Celui-ci parle jusqu'à ce que les mots de son poème donnent chair à l'humanité : « Faisons l'homme à notre image, comme notre ressemblance et qu'ils dominent »
sur tout ce qui existe au ciel comme sur la terre. « Dieu créa l'homme à son image, à l'image de Dieu il le créa ; homme et femme il le créa ».
Quand l'humanité surgit, la parole prend chair. Adam, sortant du sommeil voit le visage d'Eve : le langage accompagne le face à face (« Os de mes os ! Chair de ma chair !»)
Le texte poursuit : « c'est pourquoi l'homme quitte son père et sa mère et ils deviennent une seule chair ».
L'arrachement à soi
La rencontre de l'homme et de la femme est inséparable du langage. Il opère à la fois séparation et communion.
De manière imagée, le récit biblique parle d'une côte enlevée à l'homme pendant son sommeil : façon de dire l'arrachement à soi que suppose l'ouverture sur l'autre.
Les premiers mots prononcés évoquent séparation et jonction : « Os de mes os, chair de ma chair !». La femme s'arrache d'Adam ; elle se sépare de lui mais l'un et l'autre
ne font qu'un (« une seule chair »). Cette contradiction manifeste le travail de la parole où les sujets sont séparés et pourtant joints.
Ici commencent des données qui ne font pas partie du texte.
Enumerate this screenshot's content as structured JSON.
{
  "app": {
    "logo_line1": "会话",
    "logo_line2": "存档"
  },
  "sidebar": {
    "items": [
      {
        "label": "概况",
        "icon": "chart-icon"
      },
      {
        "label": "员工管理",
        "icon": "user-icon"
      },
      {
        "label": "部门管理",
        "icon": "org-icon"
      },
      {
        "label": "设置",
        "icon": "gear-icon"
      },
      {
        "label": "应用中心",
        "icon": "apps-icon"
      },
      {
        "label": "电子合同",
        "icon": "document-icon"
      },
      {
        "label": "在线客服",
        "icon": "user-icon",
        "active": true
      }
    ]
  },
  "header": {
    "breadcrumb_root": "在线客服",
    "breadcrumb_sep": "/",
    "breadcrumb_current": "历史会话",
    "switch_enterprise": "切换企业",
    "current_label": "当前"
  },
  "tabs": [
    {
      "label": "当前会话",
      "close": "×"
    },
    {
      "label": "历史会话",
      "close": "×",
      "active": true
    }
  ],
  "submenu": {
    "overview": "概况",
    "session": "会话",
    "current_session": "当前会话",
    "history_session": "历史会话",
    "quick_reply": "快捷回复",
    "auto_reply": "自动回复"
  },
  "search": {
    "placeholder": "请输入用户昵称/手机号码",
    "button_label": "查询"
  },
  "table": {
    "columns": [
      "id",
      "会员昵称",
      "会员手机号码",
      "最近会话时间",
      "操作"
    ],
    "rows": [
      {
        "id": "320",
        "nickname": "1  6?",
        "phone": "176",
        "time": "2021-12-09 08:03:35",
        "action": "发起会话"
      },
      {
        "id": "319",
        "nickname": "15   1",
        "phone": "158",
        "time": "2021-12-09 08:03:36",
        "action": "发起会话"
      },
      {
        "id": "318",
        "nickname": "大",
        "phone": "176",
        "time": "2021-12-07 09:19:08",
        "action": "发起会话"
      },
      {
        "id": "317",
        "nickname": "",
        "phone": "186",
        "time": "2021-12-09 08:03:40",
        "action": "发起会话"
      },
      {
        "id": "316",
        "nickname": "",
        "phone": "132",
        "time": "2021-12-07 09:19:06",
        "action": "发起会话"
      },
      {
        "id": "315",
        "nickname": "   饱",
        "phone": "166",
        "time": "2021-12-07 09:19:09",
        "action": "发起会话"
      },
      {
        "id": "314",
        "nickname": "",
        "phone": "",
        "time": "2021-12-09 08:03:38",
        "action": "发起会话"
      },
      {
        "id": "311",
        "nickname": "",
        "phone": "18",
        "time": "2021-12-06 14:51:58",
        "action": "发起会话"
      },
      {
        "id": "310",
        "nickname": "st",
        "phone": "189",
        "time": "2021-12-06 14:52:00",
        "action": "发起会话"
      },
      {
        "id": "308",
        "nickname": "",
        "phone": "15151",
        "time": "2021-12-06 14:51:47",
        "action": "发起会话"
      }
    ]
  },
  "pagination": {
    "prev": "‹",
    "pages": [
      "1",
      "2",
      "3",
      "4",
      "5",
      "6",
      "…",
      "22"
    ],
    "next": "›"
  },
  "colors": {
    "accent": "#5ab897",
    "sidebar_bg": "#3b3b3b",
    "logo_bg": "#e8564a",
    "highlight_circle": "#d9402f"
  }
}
Tout n'est pas dit dans ce passage de la parole de création à la parole d'amour. Avec le langage surgissent loi et promesse.
Adam et Eve voient le jour sur une terre paradisiaque mais une limite est fixée comme une condition à leur bonheur :
le fruit d' un arbre leur est interdit. Qu'ils respectent cette loi et la vie surgira. « De l'arbre de la connaissance du bien et du mal,
tu ne mangeras pas, car le jour où tu en mangeras, tu mourras. »
La loi de l'Autre
Entre Adam et Eve, la loi fait entendre la voix d'un troisième. Quand la loi est transgressée, ils font l'expérience qu'un Autre est compromis dans leurs propos.
L'oubli de la loi, c' est l' oubli de l' Autre dont on se cache : « Ils entendirent les pas de Yahvé - Dieu et l'homme et la femme se cachèrent parmi les arbres du jardin ».
Il fallait qu'ils enfreignent la loi pour découvrir que la parole qui les fait vivre l'un par l'autre ne va pas sans l'Autre.
Une fois la loi transgressée, la honte les envahit. Ils se voilent l'un devant l'autre jusqu'à ce que l'Autre se rappelle à eux.
De même qu' Adam avait dû s'arracher au sommeil, de même le couple doit sortir de l'illusion : quand tout est permis, la vie est un leurre dont il faut se déprendre.
Les voici chassés du jardin d' Eden pour faire face de nouveau à l'avenir. Mais la parole n'est pas morte. Après que l'Autre s' est rappelé à eux,
en effet, Adam peut donner un nom à sa compagne et ce retour au langage est promesse de fécondité : « L'homme appela sa femme
Eve parce qu'elle fut la mère de tous les vivants ».
La fidélité de Dieu
Ces premières pages de la Bible résument l'ensemble des livres saints où est contenue la révélation juive que Jésus découvrira.
Le mot « alliance » suffit pour la désigner.
Pas de vie humaine sans la parole qui unit des sujets. Autour de Moïse un peuple sort du chaos comme Adam du sommeil.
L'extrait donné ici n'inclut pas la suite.